During the malicious operation, the attackers also installed drivers as kernel-level services using Microsoft Remote Procedure Call (RPC) instead of using traditional Windows APIs.
“It's a pretty stealthy way to avoid API monitoring. During our research, we also found several interesting samples that contained information not only about the potential targets of Earth Longzhi, but also about the methods they could use in future campaigns,” the report says.
During its investigation, Trend Micro analyzed two separate Earth Longzhi campaigns that ran between 2020 and 2022. The gang is reportedly a subgroup of China's APT41, also known as Barium, Bronze Atlas, Double Dragon, and Wicked Panda.
“This report is a continuation of our previous report and aims to inform readers that Earth Longzhi continues its operations and, as expected, is constantly improving its TTP,” Trend Micro said.
“Although the malware samples we have collected resemble test files, they can still be useful because they contain information about potential targets of Earth Longzhi and new methods that the group may use in the future,” the experts added.
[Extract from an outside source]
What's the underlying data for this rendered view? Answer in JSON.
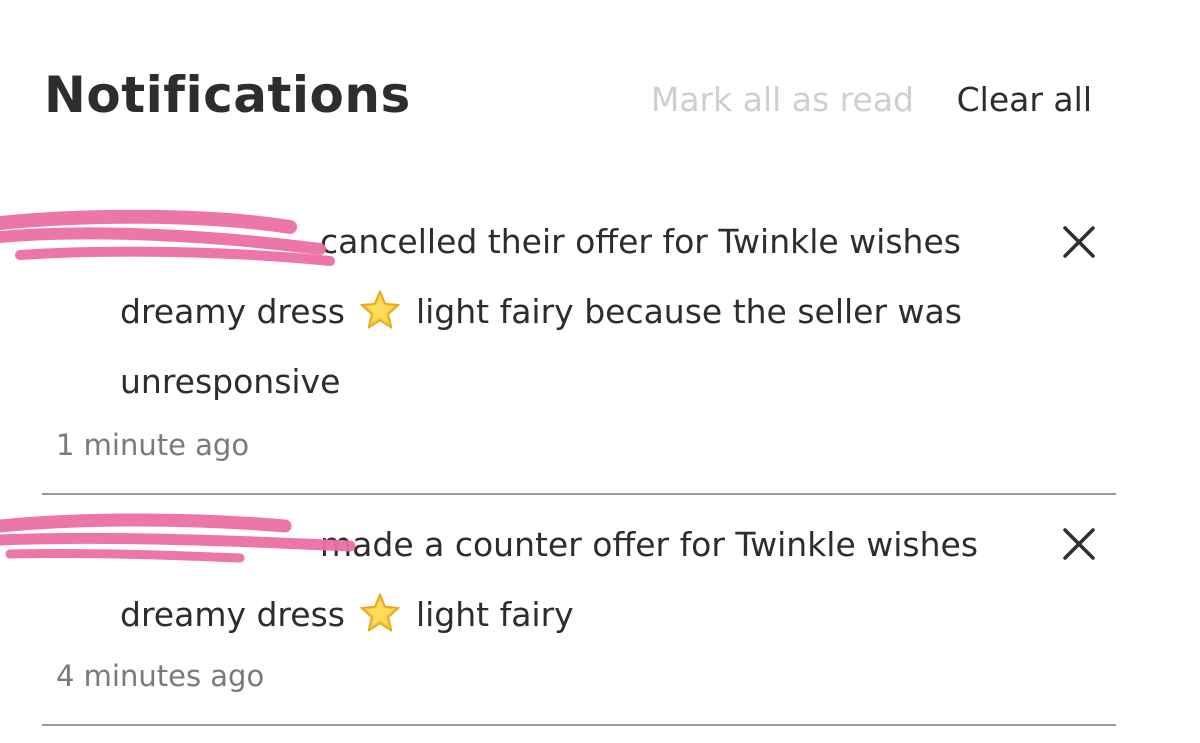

According to the recovered files, the team concluded that Earth Longzhi could be targeting Vietnam and Indonesia in their future malware campaigns.
“Another noteworthy finding is that attackers have shown a propensity to use open source projects to implement their own tools,” the company said.
The Trend Micro team also added that there is clear evidence that the group improves its toolbox during periods of inactivity. “With this in mind, organizations should remain vigilant about the constant development of new schemes by cybercriminals,” the experts concluded.